A phase II study of cisplatin, etoposide and gemcitabine in an unfavourable group of patients with carcinoma of unknown primary site

Abstract

Background: The aim of this phase II study was to determine toxicity, response rate, time to progression, and overall survival of cisplatin, etoposide and gemcitabine in patients with carcinoma of unknown primary tumour site.

Patients and methods: Thirty patients with no previous chemotherapy and not belonging to a treatable group were treated with cisplatin 70 mg/m(2) on day 1, etoposide 70 mg/m(2) on days 1 and 2, and gemcitabine 700 mg m(2) on days 1 and 8, administered every 3 weeks. Stable or responding patients received a maximum of eight cycles. Twenty patients (67%) had more than three affected sites, and 25 patients (84%) had adenocarcinomas.

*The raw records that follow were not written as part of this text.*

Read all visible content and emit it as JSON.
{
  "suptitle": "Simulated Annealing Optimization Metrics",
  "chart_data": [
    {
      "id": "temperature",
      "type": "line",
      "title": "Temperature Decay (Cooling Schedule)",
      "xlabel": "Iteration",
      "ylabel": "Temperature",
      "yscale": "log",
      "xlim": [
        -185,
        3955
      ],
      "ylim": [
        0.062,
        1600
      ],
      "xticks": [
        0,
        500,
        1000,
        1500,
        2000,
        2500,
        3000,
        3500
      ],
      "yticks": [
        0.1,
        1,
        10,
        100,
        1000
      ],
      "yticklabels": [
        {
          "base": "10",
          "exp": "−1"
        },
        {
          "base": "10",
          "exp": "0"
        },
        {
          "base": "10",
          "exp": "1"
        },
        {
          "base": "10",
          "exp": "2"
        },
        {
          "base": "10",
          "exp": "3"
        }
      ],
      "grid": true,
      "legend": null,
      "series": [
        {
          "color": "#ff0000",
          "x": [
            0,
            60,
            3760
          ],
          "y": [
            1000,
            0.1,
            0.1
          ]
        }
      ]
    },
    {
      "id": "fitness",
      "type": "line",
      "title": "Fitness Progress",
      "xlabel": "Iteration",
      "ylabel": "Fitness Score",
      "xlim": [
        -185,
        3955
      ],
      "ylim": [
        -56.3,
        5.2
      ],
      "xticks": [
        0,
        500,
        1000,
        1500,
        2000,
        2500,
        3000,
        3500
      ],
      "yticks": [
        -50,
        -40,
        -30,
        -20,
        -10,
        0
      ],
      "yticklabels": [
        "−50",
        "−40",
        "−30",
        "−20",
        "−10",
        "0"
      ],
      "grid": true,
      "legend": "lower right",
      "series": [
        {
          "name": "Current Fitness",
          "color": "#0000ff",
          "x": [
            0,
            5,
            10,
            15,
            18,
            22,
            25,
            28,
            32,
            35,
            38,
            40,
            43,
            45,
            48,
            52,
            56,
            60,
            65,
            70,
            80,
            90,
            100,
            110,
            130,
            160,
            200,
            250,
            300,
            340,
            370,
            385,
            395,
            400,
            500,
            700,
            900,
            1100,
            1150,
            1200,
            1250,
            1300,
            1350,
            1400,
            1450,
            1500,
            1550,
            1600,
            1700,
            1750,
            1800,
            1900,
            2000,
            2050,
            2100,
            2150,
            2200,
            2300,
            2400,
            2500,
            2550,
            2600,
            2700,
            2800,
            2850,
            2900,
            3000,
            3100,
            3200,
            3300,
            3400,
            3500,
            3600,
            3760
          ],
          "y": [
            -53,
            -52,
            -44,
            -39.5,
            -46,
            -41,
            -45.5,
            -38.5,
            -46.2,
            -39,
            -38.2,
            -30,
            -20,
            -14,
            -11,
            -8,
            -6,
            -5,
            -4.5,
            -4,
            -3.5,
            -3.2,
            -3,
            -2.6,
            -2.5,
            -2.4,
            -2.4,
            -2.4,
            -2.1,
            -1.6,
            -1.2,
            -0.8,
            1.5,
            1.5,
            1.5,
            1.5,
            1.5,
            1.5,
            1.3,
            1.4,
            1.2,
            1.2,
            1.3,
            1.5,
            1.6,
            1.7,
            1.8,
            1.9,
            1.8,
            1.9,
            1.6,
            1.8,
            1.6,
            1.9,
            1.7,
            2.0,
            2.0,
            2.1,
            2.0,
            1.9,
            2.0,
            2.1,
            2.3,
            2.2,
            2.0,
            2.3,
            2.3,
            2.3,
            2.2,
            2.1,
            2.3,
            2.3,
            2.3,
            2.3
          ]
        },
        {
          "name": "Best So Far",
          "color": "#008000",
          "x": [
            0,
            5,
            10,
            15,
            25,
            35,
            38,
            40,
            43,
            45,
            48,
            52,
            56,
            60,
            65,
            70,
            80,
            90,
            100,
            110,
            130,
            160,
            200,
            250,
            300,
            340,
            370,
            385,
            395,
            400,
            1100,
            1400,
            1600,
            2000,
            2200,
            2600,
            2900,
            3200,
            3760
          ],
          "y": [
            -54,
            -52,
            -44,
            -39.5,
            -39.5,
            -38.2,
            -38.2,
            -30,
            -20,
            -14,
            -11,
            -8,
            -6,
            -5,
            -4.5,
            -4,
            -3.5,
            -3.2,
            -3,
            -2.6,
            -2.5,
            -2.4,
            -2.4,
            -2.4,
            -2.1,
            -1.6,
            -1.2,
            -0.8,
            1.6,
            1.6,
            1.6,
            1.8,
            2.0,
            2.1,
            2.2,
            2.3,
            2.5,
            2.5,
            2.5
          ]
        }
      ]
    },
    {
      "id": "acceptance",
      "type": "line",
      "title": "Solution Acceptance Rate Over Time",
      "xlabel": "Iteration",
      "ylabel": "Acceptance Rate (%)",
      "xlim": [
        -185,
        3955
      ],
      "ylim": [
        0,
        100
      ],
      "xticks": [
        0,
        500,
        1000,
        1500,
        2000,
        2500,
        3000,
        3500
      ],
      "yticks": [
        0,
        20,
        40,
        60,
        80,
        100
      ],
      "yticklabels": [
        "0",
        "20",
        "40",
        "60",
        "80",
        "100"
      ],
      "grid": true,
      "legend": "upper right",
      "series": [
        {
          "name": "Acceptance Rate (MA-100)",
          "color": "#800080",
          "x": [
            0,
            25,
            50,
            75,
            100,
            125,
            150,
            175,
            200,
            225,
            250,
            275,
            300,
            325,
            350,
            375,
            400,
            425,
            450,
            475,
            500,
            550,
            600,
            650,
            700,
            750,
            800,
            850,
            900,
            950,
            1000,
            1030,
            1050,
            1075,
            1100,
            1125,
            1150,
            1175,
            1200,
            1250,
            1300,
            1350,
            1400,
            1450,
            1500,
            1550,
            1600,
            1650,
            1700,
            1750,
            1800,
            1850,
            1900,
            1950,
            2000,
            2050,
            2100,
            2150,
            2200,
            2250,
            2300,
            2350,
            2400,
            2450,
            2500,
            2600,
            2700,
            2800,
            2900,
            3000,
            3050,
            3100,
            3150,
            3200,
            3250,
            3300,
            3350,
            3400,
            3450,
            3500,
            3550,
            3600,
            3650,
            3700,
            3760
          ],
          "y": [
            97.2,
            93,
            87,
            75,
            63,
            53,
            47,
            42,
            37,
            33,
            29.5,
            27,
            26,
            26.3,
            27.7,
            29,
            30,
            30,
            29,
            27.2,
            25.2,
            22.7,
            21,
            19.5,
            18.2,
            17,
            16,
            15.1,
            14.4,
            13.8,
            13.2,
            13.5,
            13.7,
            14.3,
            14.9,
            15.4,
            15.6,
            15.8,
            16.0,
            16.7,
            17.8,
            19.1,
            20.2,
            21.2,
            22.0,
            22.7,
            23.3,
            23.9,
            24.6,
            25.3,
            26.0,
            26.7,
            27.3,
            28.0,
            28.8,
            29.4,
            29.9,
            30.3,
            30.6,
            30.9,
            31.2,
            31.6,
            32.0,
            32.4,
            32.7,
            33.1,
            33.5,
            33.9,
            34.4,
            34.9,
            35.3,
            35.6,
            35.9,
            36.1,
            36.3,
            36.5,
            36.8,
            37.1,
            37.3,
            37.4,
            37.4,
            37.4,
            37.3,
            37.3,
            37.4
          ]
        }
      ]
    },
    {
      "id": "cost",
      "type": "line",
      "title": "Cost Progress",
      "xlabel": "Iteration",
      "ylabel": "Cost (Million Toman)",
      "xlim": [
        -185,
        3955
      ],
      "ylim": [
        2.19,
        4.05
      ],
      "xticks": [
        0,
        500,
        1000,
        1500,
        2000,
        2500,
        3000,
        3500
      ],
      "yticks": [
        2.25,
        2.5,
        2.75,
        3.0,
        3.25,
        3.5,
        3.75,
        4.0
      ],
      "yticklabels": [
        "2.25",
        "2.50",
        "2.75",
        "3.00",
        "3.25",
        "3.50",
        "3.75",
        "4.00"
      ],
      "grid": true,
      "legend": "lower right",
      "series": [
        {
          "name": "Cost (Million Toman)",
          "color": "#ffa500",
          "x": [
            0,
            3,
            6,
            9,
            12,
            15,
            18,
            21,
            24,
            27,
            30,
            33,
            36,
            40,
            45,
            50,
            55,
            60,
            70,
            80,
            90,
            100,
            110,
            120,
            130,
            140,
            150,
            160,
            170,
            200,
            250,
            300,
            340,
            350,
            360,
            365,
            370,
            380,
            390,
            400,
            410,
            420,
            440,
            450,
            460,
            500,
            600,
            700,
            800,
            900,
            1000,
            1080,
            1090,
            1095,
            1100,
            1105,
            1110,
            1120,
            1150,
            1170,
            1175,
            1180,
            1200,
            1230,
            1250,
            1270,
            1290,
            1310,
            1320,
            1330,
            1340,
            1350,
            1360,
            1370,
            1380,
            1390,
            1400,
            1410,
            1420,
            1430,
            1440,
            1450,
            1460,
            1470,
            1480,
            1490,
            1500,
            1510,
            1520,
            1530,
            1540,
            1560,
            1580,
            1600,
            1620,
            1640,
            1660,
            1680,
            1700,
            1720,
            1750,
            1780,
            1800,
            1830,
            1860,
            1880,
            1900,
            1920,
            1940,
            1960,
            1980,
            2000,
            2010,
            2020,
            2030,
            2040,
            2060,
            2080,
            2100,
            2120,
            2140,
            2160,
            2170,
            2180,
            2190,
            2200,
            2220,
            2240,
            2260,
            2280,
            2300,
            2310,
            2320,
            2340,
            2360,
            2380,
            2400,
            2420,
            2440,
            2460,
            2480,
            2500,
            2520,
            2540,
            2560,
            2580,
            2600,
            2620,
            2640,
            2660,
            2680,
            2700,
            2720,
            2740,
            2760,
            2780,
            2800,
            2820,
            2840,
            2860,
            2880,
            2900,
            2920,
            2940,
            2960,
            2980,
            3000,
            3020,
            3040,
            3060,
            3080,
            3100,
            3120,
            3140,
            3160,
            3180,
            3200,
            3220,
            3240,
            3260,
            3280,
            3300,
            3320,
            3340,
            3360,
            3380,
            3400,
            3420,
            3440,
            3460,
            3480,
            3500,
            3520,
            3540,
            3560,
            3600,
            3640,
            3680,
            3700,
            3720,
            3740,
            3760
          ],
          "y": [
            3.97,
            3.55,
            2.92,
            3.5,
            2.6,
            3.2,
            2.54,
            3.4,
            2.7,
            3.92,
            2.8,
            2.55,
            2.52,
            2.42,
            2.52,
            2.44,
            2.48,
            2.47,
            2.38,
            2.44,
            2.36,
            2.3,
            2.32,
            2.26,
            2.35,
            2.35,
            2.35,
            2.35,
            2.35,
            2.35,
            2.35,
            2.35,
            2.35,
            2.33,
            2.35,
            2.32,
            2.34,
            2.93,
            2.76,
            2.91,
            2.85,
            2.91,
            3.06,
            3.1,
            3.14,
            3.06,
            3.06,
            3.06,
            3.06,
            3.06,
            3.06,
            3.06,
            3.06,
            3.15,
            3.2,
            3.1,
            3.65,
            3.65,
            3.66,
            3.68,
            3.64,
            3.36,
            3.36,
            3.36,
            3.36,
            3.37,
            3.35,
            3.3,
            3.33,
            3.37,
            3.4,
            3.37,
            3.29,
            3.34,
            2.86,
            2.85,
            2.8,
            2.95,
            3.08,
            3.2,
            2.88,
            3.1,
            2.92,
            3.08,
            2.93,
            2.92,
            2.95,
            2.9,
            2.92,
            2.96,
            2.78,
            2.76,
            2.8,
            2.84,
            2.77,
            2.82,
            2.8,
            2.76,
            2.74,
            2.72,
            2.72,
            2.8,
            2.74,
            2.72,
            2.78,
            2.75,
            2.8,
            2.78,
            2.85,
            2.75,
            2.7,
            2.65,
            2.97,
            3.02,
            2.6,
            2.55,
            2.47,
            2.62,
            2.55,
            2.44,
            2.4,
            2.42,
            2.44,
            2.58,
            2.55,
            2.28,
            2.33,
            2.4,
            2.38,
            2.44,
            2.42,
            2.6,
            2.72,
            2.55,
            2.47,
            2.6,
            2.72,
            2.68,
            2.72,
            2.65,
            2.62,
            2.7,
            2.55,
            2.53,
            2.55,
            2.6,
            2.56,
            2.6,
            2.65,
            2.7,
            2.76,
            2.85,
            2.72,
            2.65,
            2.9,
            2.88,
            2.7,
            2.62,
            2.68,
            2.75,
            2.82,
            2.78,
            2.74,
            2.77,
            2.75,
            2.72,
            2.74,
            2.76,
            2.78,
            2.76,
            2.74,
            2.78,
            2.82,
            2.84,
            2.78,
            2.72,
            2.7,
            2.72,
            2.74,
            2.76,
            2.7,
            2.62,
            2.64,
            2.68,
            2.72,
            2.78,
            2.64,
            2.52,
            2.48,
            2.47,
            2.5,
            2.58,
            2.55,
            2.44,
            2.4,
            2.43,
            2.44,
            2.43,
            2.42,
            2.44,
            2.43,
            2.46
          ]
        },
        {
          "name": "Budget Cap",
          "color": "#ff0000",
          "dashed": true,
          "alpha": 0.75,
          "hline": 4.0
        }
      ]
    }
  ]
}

Results: Overall response rate was 36.6% (11 patients), including four complete responses (13.3%) and seven partial responses (23.3%), with a 95% confidence interval of 19.9-56. Median survival was 7.21 months and eight patients remained alive for >1 year. Myelosuppression was the most important toxicity, with grade 3-4 neutropenia in 18 patients (60%) in 32% of the cycles: eight patients had neutropenic fever and 10 patients had thrombopenia in 11% of cycles. No non-haematological grade 4 toxicity occurred.

Conclusions: Cisplatin, etoposide and gemcitabine is an active combination, inducing objective responses in a subset of heavily advanced disease patients with carcinoma of unknown primary site. The role of adding gemcitabine to cisplatin and etoposide remains to be resolved as to the best schedule to diminish toxicity for the three-drug combination.